The subdued ambience thing is my main downside to NC1200, even more so than the bass, which I could live with by using subs for the lower frequencies.  Below is an interesting observation they make about the bass, 
The dark side of the Mola Mola Kaluga’s bass? Due to no overhang and smear it sounds different from what we are used to. Thus it actually may sound ‘less developed’ to some ears. The audiophile desire to hear the things ‘as they are recorded’ conflicts with the audiophile desire to hear the things ‘as I like them to hear’. Sorry guys, the Mola Mola Kaluga is the former case.

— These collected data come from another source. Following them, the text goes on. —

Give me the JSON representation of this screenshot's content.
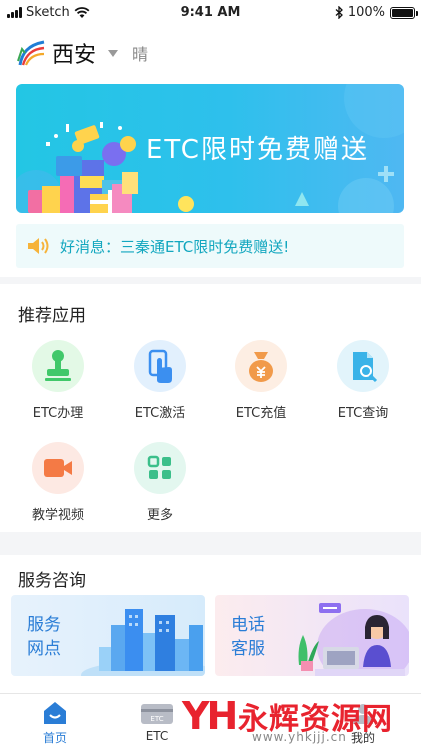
{
  "status_bar": {
    "carrier": "Sketch",
    "time": "9:41 AM",
    "battery": "100%",
    "battery_level": 1.0
  },
  "header": {
    "city": "西安",
    "weather": "晴"
  },
  "banner": {
    "title": "ETC限时免费赠送"
  },
  "notice": {
    "text": "好消息：三秦通ETC限时免费赠送!"
  },
  "recommended": {
    "title": "推荐应用",
    "apps": [
      {
        "label": "ETC办理",
        "icon": "stamp-icon",
        "bg": "#e3f9e6",
        "fg": "#41c86a"
      },
      {
        "label": "ETC激活",
        "icon": "tap-hand-icon",
        "bg": "#e2f0fd",
        "fg": "#3b8ff0"
      },
      {
        "label": "ETC充值",
        "icon": "money-bag-icon",
        "bg": "#fdeee3",
        "fg": "#f19a4a"
      },
      {
        "label": "ETC查询",
        "icon": "document-search-icon",
        "bg": "#e2f4fb",
        "fg": "#3ab3e8"
      },
      {
        "label": "教学视频",
        "icon": "video-camera-icon",
        "bg": "#fde9e3",
        "fg": "#f47a45"
      },
      {
        "label": "更多",
        "icon": "grid-icon",
        "bg": "#e3f7ef",
        "fg": "#3bbf8a"
      }
    ]
  },
  "service": {
    "title": "服务咨询",
    "outlets": {
      "line1": "服务",
      "line2": "网点"
    },
    "hotline": {
      "line1": "电话",
      "line2": "客服"
    }
  },
  "tabbar": {
    "tabs": [
      {
        "label": "首页",
        "icon": "home-icon",
        "active": true
      },
      {
        "label": "ETC",
        "icon": "etc-card-icon",
        "active": false
      },
      {
        "label": "我的",
        "icon": "profile-icon",
        "active": false
      }
    ]
  },
  "watermark": {
    "text": "永辉资源网",
    "url": "www.yhkjjj.cn",
    "logo": "YH"
  },
  "colors": {
    "accent": "#2a7dd6",
    "teal": "#13a7bf",
    "banner_from": "#23c6e4",
    "banner_to": "#4fb8f2"
  }
}
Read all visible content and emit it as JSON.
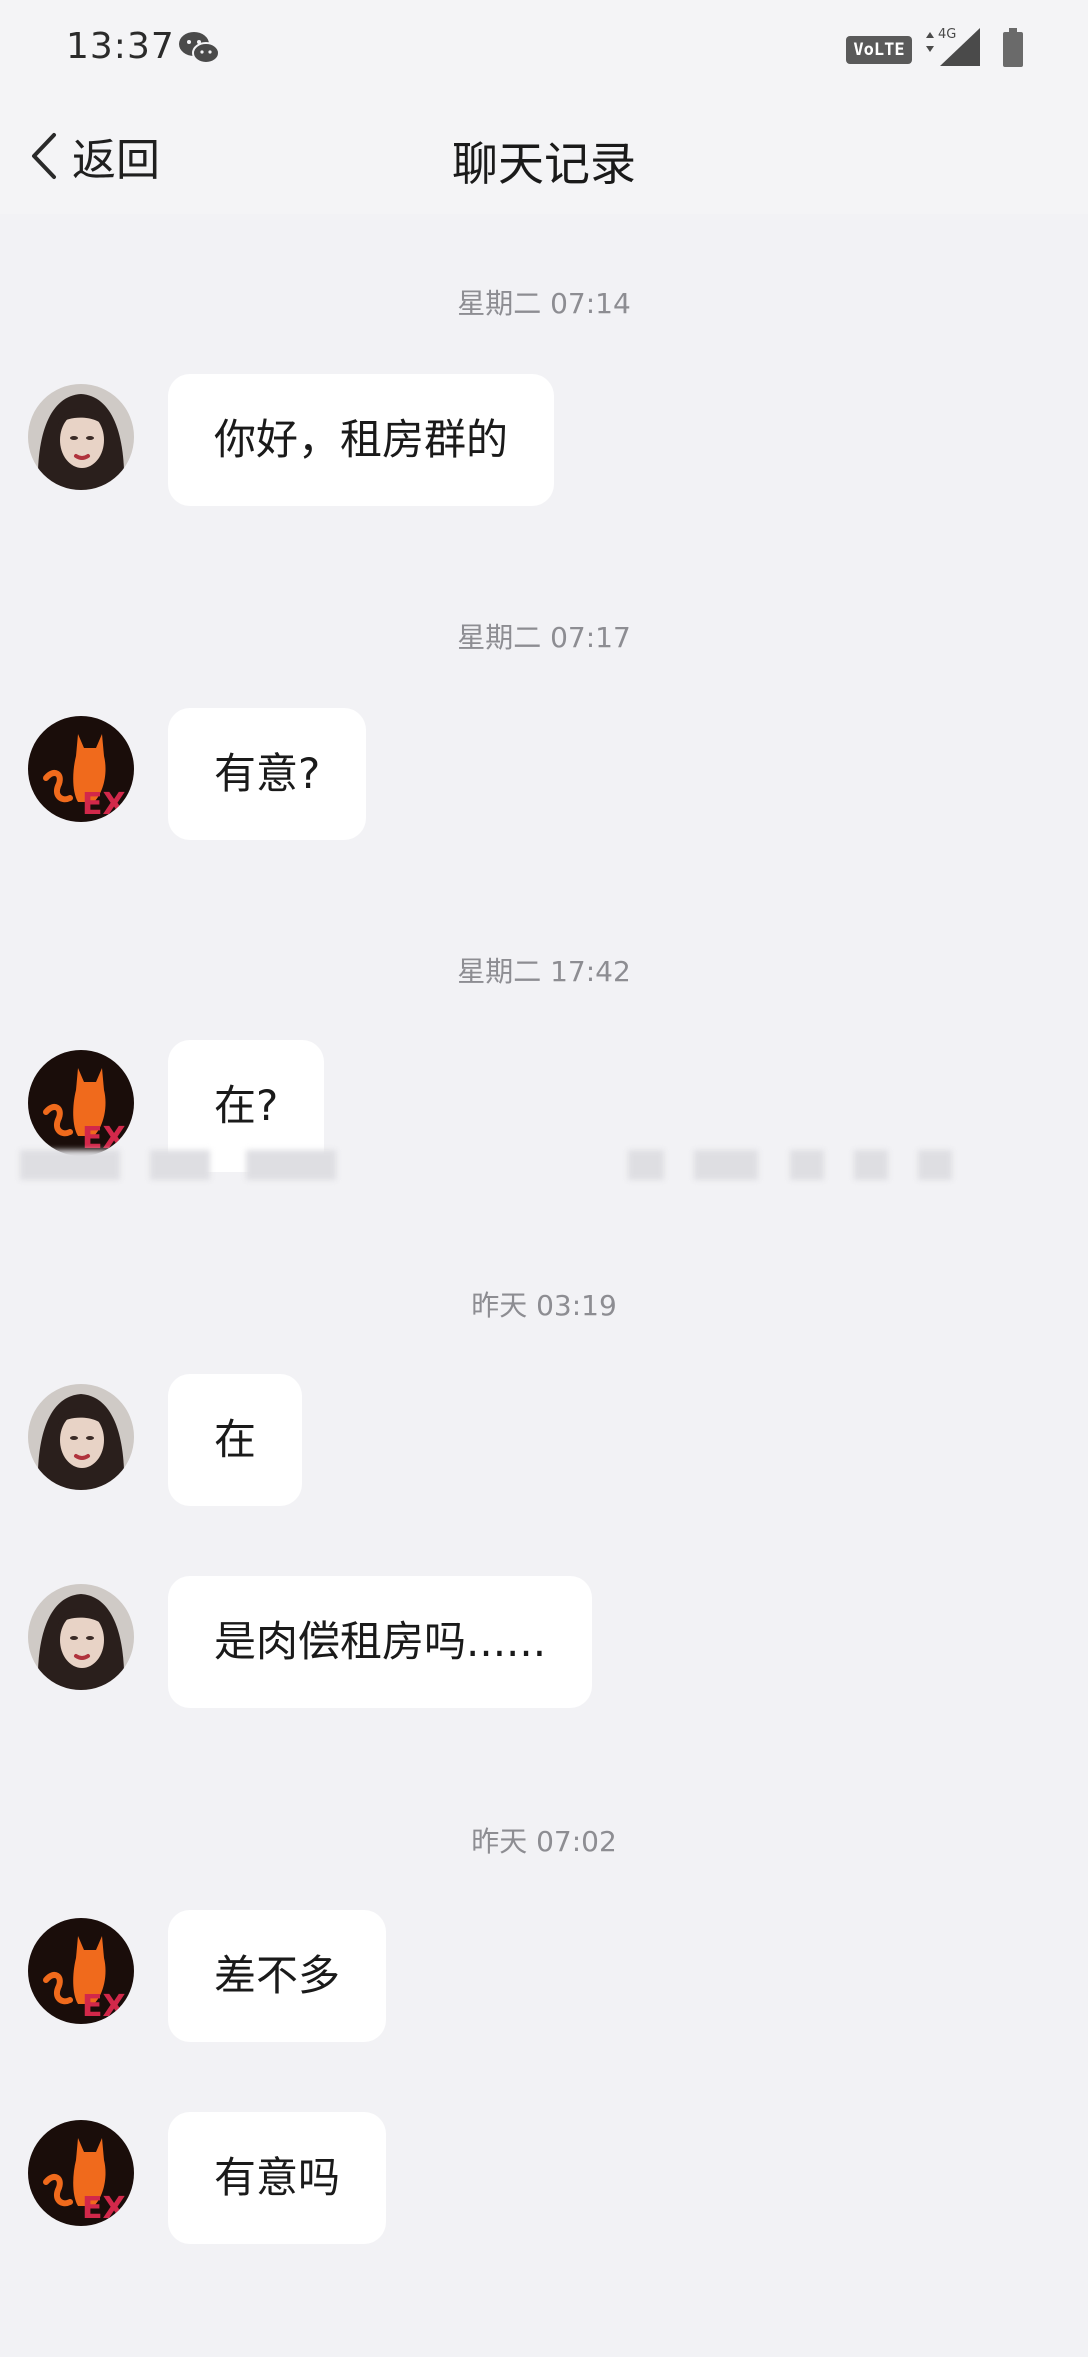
{
  "status_bar": {
    "time": "13:37",
    "volte": "VoLTE",
    "network": "4G",
    "icons": [
      "wechat-icon",
      "signal-icon",
      "battery-icon"
    ]
  },
  "nav": {
    "back_label": "返回",
    "title": "聊天记录"
  },
  "messages": {
    "ts1": "星期二 07:14",
    "m1": "你好，租房群的",
    "ts2": "星期二 07:17",
    "m2": "有意?",
    "ts3": "星期二 17:42",
    "m3": "在?",
    "ts4": "昨天 03:19",
    "m4": "在",
    "m5": "是肉偿租房吗......",
    "ts5": "昨天 07:02",
    "m6": "差不多",
    "m7": "有意吗"
  },
  "colors": {
    "background": "#f2f2f5",
    "bubble": "#ffffff",
    "timestamp": "#8d8d92",
    "cat_avatar_bg": "#1a0d0a",
    "cat_orange": "#f06a1c"
  }
}
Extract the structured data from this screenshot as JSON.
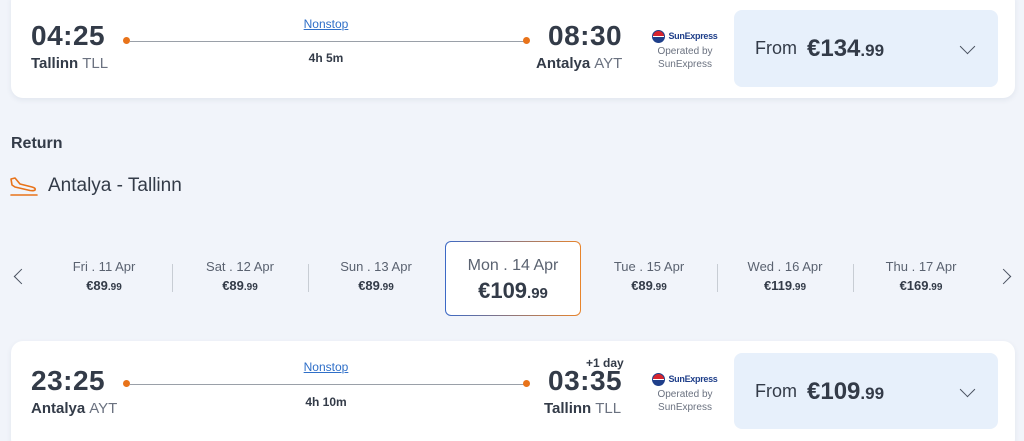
{
  "outbound": {
    "depart_time": "04:25",
    "depart_city": "Tallinn",
    "depart_code": "TLL",
    "arrive_time": "08:30",
    "arrive_city": "Antalya",
    "arrive_code": "AYT",
    "stops": "Nonstop",
    "duration": "4h 5m",
    "airline_logo": "SunExpress",
    "operated_by": "Operated by",
    "airline": "SunExpress",
    "from_label": "From",
    "price_main": "€134",
    "price_cents": ".99"
  },
  "return_section": {
    "heading": "Return",
    "route": "Antalya - Tallinn",
    "icon": "plane-landing-icon"
  },
  "dates": [
    {
      "label": "Fri . 11 Apr",
      "price_main": "€89",
      "price_cents": ".99"
    },
    {
      "label": "Sat . 12 Apr",
      "price_main": "€89",
      "price_cents": ".99"
    },
    {
      "label": "Sun . 13 Apr",
      "price_main": "€89",
      "price_cents": ".99"
    },
    {
      "label": "Mon . 14 Apr",
      "price_main": "€109",
      "price_cents": ".99"
    },
    {
      "label": "Tue . 15 Apr",
      "price_main": "€89",
      "price_cents": ".99"
    },
    {
      "label": "Wed . 16 Apr",
      "price_main": "€119",
      "price_cents": ".99"
    },
    {
      "label": "Thu . 17 Apr",
      "price_main": "€169",
      "price_cents": ".99"
    }
  ],
  "inbound": {
    "depart_time": "23:25",
    "depart_city": "Antalya",
    "depart_code": "AYT",
    "arrive_time": "03:35",
    "arrive_city": "Tallinn",
    "arrive_code": "TLL",
    "plus_day": "+1 day",
    "stops": "Nonstop",
    "duration": "4h 10m",
    "airline_logo": "SunExpress",
    "operated_by": "Operated by",
    "airline": "SunExpress",
    "from_label": "From",
    "price_main": "€109",
    "price_cents": ".99"
  },
  "colors": {
    "accent_orange": "#e8731a",
    "link_blue": "#2f6fc8",
    "price_box_bg": "#e7f0fb",
    "page_bg": "#f1f4fa"
  }
}
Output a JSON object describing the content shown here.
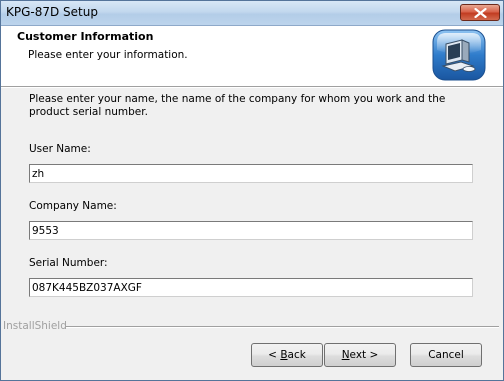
{
  "window": {
    "title": "KPG-87D Setup"
  },
  "header": {
    "title": "Customer Information",
    "subtitle": "Please enter your information.",
    "icon": "installer-computer-icon"
  },
  "body": {
    "instruction": "Please enter your name, the name of the company for whom you work and the product serial number."
  },
  "fields": {
    "user_name": {
      "label": "User Name:",
      "value": "zh"
    },
    "company_name": {
      "label": "Company Name:",
      "value": "9553"
    },
    "serial_number": {
      "label": "Serial Number:",
      "value": "087K445BZ037AXGF"
    }
  },
  "footer": {
    "brand": "InstallShield"
  },
  "buttons": {
    "back": {
      "prefix": "< ",
      "mnemonic": "B",
      "rest": "ack"
    },
    "next": {
      "mnemonic": "N",
      "rest": "ext >"
    },
    "cancel": {
      "label": "Cancel"
    }
  },
  "colors": {
    "close_button": "#c23d22",
    "titlebar": "#c2d8ee",
    "dialog_bg": "#f0f0f0"
  }
}
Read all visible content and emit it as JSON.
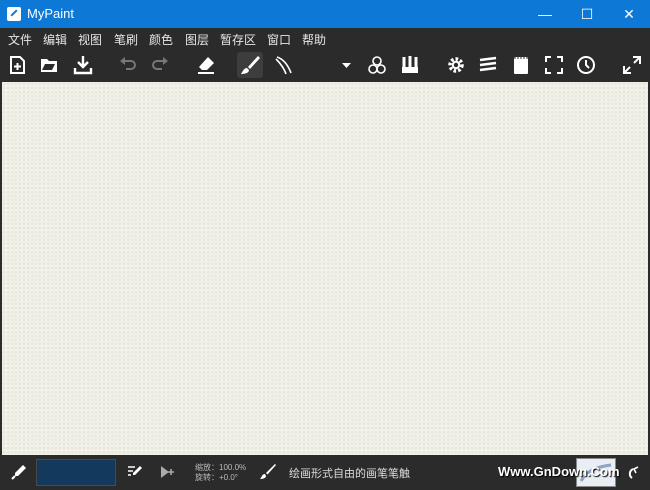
{
  "window": {
    "title": "MyPaint",
    "minimize": "—",
    "maximize": "☐",
    "close": "✕"
  },
  "menu": [
    "文件",
    "编辑",
    "视图",
    "笔刷",
    "颜色",
    "图层",
    "暂存区",
    "窗口",
    "帮助"
  ],
  "toolbar": {
    "buttons": [
      "new-icon",
      "open-icon",
      "save-icon",
      "undo-icon",
      "redo-icon",
      "eraser-icon",
      "brush-icon",
      "brush-alt-icon",
      "dropdown-arrow-icon",
      "color-circles-icon",
      "brushes-icon",
      "settings-icon",
      "layers-icon",
      "scratchpad-icon",
      "fullscreen-icon",
      "history-icon",
      "expand-icon"
    ],
    "active": "brush-icon"
  },
  "status": {
    "zoom_label": "缩放：100.0%",
    "rotate_label": "旋转：+0.0°",
    "brush_description": "绘画形式自由的画笔笔触",
    "watermark": "Www.GnDown.Com",
    "current_color": "#133a5c"
  },
  "colors": {
    "titlebar": "#0e78d7",
    "chrome": "#2b2b2b",
    "canvas": "#efefe6"
  }
}
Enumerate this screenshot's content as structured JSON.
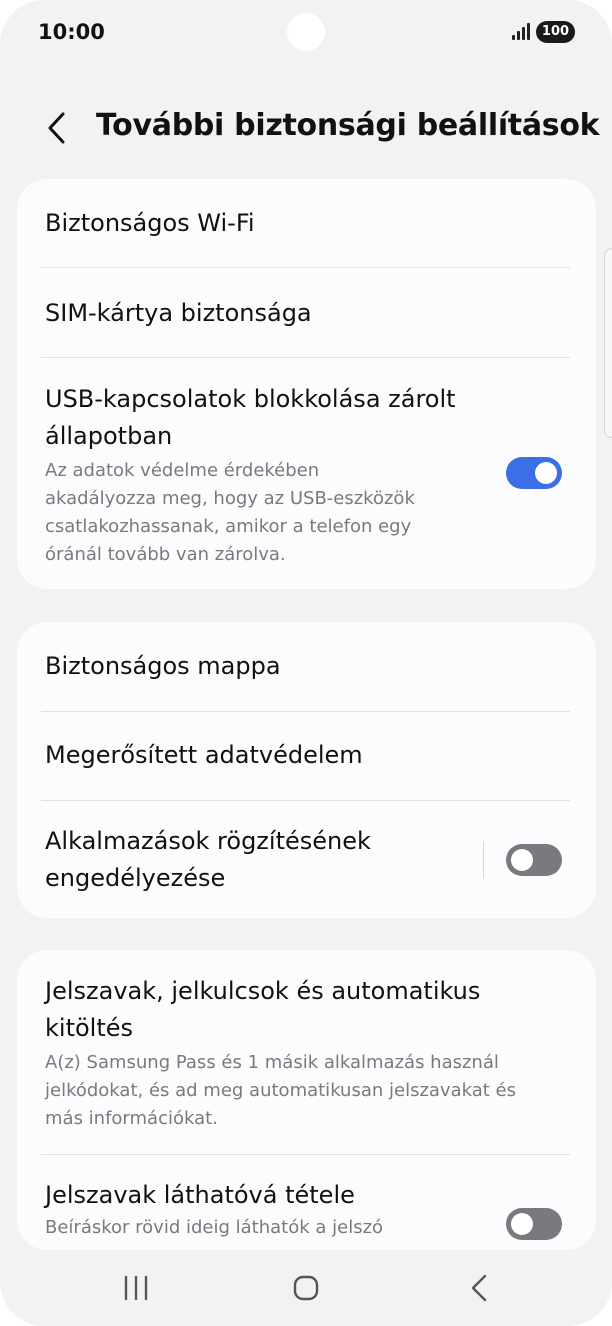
{
  "status": {
    "time": "10:00",
    "battery": "100"
  },
  "header": {
    "title": "További biztonsági beállítások"
  },
  "cards": [
    {
      "items": [
        {
          "title": "Biztonságos Wi-Fi"
        },
        {
          "title": "SIM-kártya biztonsága"
        },
        {
          "title_line1": "USB-kapcsolatok blokkolása zárolt",
          "title_line2": "állapotban",
          "sub": [
            "Az adatok védelme érdekében",
            "akadályozza meg, hogy az USB-eszközök",
            "csatlakozhassanak, amikor a telefon egy",
            "óránál tovább van zárolva."
          ],
          "toggle": "on"
        }
      ]
    },
    {
      "items": [
        {
          "title": "Biztonságos mappa"
        },
        {
          "title": "Megerősített adatvédelem"
        },
        {
          "title_line1": "Alkalmazások rögzítésének",
          "title_line2": "engedélyezése",
          "toggle": "off"
        }
      ]
    },
    {
      "items": [
        {
          "title_line1": "Jelszavak, jelkulcsok és automatikus",
          "title_line2": "kitöltés",
          "sub": [
            "A(z) Samsung Pass és 1 másik alkalmazás használ",
            "jelkódokat, és ad meg automatikusan jelszavakat és",
            "más információkat."
          ]
        },
        {
          "title": "Jelszavak láthatóvá tétele",
          "sub": [
            "Beíráskor rövid ideig láthatók a jelszó"
          ],
          "toggle": "off"
        }
      ]
    }
  ],
  "icons": {
    "back": "chevron-left-icon",
    "recents": "recents-icon",
    "home": "home-icon",
    "nav_back": "nav-back-icon"
  },
  "colors": {
    "accent": "#3b6fe6",
    "background": "#f2f2f4",
    "card": "#fcfcfe"
  }
}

Tim, I said the RM-200 is "really nothing special"? Au contraire! There is much more to the amp than what I wrote above, as a reading of the review by Fremer and Atkinson in Stereophile will illuminate. The "sales pitch" crack was made in reference to past comments by someone (I don't hold grudges, he's entitled to his opinion) about my too often mentioning of the amp. I like to bring to peoples attention over-looked products, like the Eminent Technology LFT-8b loudspeaker, another tremendous bargain.
@fleschler I weigh 182lbs, lol, and my wooden floor, with substantial joists, supports me. My upright piano weighs 500lbs, and there is no problem with it either.

I don’t think stereo components weighing a few hundred pounds are a problem for most structures.